Sting did not find fame until he was 27. He had spent time as a tax collector and teacher, but abandoned dull jobs and the North to go to London with just one phone number and no cash. The number was for Stewart Copeland, fellow member of Police, and the rest became rock history.

"There were no real clues in my upbringing except I was allowed a lot of time to daydream. My father was a milkman and would get me up at five o'clock in the morning to deliver the milk. My feet were freezing a lot of the time, and I thought, Why the hell am I out here?' At the same time, because it was a very interesting time to be awake, owning the streets, it allowed my imagination to run riot and unbelievably I dreamed about one day being a successful musician with an international life and reputation. Where it came from I don't know. I had this vague idea that somehow I would achieve glory in my life. I sometimes wonder if I'm still dreaming.

"I always navigate myself back to who I am, no matter how far I go out on a limb. I am surrounded by people who are not afraid to tell me I am a complete twat." He jokingly points towards Trudie. "That one mainly! The people who work with me are blunt to the point of rudeness and I appreciate that and welcome it because I can get a bit out of hand."

Sting has long been an advocate of a more liberal drugs policy and despairs at the Government's scientific advice being ignored and its adviser Professor David Nutt being sacked. He has memorably written about taking hallucinatory drugs in South America in his autobiography.

"Both political parties are counterproductive with their drugs policy. It has failed time and again. The idea that a plant can be made illegal has always seemed bizarre to me. Let us educate people and not put people in jail. Drugs are tools. Of course there are dangers but you have to be educated so you don't hurt yourself. Ignorance is not a helpful way to frame a drugs policy.

"I have been lucky with my own experiments with drugs. But remember, essentially I had to buy drugs off criminals and was lucky it didn't kill me.

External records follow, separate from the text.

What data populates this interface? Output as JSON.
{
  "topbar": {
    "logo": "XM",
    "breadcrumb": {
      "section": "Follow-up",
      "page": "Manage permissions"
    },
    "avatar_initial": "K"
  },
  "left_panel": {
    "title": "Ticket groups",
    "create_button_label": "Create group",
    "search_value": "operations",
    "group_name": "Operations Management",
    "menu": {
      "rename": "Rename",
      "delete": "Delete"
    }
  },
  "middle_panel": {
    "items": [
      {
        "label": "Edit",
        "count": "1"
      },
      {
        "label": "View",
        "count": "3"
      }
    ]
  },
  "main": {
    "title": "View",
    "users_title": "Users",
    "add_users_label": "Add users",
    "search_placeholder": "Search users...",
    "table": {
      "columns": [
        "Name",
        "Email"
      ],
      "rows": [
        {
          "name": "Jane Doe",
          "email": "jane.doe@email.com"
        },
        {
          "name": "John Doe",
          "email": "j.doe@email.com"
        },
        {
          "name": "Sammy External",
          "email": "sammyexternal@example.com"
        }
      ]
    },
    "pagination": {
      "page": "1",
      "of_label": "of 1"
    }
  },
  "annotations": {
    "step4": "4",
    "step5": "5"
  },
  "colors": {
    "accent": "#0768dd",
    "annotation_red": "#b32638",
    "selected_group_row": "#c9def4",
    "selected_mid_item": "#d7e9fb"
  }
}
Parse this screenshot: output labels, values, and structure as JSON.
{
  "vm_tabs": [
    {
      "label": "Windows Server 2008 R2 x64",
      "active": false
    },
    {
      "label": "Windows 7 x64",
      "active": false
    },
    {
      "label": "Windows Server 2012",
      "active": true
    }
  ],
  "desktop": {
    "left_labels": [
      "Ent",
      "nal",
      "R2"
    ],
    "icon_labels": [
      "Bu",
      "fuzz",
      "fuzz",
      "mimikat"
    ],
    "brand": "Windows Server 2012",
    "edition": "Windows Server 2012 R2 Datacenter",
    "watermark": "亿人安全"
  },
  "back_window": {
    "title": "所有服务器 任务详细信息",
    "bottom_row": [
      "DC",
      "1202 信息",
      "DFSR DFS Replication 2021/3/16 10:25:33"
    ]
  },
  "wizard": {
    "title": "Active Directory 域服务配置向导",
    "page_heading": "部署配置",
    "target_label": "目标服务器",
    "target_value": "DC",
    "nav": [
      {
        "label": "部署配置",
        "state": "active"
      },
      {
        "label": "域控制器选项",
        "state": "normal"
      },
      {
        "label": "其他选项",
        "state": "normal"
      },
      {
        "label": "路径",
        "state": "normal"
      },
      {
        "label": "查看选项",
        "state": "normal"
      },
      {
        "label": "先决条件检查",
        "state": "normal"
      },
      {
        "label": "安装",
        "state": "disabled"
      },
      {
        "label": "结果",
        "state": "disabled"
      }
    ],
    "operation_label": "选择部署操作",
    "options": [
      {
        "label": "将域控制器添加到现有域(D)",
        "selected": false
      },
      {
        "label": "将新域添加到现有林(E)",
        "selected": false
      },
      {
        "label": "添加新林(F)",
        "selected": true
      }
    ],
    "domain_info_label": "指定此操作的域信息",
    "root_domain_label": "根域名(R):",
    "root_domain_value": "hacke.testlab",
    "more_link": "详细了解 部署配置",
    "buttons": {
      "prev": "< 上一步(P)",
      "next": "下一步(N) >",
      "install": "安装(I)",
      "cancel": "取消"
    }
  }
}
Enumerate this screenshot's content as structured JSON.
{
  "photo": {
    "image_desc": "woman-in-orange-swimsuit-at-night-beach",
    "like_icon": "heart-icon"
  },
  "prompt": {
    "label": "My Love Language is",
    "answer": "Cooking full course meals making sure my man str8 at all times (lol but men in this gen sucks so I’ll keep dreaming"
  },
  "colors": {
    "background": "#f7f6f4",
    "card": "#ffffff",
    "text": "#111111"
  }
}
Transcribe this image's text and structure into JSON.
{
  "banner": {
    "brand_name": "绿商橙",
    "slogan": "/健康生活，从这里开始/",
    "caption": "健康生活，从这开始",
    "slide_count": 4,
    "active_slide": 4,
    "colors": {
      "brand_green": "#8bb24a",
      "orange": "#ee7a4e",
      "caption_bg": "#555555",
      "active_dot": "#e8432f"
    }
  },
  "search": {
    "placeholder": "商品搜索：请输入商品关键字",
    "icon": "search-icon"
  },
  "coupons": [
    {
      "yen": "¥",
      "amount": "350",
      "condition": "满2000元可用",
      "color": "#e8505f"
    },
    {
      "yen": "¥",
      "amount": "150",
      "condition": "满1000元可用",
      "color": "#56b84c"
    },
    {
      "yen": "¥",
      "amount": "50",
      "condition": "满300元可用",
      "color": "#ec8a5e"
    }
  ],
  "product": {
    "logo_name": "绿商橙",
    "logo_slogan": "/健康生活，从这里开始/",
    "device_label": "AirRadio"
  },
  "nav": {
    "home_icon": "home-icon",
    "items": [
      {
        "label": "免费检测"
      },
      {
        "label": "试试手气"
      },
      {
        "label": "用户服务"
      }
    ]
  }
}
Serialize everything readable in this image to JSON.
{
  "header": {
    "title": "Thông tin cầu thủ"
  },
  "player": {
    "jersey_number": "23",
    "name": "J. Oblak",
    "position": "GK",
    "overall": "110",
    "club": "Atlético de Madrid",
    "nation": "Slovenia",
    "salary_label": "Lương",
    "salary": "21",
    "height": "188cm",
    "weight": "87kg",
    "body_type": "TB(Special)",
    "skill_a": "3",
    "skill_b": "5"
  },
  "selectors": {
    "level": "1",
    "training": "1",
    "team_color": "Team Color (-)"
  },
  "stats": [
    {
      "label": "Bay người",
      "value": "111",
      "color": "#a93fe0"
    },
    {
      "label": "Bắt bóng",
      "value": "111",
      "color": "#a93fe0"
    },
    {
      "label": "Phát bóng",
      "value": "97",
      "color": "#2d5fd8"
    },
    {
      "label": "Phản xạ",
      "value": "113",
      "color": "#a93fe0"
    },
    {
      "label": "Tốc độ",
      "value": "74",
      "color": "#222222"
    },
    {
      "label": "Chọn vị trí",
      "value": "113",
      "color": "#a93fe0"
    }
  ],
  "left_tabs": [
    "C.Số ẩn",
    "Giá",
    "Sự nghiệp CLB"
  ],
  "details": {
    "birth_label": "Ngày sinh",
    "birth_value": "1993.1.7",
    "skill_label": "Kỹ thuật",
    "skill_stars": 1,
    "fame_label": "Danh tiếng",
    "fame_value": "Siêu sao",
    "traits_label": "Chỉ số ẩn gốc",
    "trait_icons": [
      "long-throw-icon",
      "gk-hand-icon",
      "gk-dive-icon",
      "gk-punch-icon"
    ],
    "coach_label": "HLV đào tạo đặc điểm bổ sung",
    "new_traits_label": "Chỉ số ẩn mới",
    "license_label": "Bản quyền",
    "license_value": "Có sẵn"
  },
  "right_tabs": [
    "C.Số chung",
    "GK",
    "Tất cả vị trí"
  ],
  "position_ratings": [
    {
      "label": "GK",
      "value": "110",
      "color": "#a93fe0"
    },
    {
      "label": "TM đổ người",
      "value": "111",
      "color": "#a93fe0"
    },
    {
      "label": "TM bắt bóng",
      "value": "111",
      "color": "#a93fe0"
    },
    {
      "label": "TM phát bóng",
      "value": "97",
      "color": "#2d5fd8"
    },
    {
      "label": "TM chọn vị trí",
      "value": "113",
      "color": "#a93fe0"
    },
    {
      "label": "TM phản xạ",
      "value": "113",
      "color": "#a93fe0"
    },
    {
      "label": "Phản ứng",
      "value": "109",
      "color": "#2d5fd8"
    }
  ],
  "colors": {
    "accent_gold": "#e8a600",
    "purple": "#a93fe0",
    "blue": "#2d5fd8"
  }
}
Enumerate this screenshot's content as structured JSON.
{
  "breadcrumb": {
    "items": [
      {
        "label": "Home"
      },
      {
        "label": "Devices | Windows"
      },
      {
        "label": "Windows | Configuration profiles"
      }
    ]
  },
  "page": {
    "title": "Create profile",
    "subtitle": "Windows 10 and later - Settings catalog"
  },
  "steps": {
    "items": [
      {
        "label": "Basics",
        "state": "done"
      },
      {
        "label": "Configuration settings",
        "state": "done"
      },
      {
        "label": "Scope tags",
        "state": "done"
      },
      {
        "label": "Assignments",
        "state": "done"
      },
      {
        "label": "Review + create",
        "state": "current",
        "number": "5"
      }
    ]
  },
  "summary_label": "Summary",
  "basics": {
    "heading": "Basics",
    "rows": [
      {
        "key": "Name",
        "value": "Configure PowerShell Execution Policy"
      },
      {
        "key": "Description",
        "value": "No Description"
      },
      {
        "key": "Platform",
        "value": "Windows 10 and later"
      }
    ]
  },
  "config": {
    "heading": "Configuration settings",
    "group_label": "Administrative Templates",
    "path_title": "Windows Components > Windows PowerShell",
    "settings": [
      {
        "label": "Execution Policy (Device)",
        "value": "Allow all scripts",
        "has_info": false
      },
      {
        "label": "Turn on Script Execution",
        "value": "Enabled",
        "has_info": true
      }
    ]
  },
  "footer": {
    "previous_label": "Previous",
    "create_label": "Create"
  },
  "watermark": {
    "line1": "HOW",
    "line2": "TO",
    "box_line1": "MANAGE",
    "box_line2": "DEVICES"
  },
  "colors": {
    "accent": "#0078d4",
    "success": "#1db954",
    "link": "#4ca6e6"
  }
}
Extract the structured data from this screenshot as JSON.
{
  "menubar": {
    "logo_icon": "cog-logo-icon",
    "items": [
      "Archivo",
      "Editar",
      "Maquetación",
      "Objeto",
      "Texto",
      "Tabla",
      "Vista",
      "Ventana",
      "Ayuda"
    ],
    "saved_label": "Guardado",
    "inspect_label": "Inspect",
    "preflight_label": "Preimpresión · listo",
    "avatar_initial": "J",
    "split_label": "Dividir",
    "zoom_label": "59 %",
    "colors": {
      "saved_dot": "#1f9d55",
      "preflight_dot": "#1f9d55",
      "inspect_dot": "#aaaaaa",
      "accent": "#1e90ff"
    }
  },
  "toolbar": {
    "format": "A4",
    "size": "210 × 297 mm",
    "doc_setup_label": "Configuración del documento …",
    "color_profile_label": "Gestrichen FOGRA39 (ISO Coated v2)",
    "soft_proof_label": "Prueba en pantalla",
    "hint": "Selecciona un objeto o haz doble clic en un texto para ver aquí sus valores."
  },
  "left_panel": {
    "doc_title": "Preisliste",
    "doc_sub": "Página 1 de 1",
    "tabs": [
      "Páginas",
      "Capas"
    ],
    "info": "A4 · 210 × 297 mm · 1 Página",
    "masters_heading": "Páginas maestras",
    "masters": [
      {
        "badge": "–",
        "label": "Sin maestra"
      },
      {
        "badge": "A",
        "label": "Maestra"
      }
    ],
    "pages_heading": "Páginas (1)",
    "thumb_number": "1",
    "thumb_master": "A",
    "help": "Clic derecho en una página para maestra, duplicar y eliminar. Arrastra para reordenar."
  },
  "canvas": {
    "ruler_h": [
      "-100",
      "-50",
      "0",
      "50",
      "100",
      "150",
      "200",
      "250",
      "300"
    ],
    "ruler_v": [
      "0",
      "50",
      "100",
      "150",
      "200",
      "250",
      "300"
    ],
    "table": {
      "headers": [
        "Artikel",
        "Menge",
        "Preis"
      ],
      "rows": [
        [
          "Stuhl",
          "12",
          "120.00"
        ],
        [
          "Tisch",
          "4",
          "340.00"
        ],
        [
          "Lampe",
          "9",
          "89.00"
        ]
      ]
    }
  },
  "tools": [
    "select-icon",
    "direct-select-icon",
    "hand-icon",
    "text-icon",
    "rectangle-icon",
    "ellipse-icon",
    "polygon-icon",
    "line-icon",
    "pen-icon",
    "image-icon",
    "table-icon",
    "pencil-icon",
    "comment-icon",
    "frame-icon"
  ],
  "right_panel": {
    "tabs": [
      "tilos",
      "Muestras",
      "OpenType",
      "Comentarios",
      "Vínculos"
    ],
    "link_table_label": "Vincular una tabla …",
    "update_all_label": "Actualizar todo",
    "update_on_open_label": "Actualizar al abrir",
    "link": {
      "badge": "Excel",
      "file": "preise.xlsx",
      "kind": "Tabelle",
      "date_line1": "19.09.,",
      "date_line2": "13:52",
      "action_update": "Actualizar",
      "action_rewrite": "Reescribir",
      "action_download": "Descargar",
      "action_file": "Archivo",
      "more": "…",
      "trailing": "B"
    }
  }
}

My premise, and I have got into a lot of trouble over this, is that drugs should be decriminalised. They should be made safer by regulating them, so you know what you are getting. If you want to take ecstasy, make sure it is ecstasy, not laced with something dangerous."

Sting sees the whole issue as complex and with inherent dangers. "I learned the hard way that taking drugs 'to get out of it' or fucked up is stupid and dangerous. If you have a vague idea of just 'getting out of it' I have no sympathy with that. I have absolutely no truck with that and you may well die."

A donnish side attracts him to philosophy, spiritual tracts and literature. Picasso, politics and climate change are typical concerns.

His 2003 autobiography, Broken Music, was hailed as the most literary rock-star memoir ever written. "I can't live without books and I live for words as well as music," he says. His current bedside book is Wolf Hall, Hilary Mantel's Booker-winning historical novel about Thomas Cromwell, and in each of his houses are thousands of books. "I never ever throw away even a dog-eared paperback and I can never sleep without reading a few pages of something." As for himself: "I want to live and to keep performing and evolving. Keeping the surprises coming. People like me are described as ageing rock stars. Well, you either die or you get old. I want to get old. Roll on 85."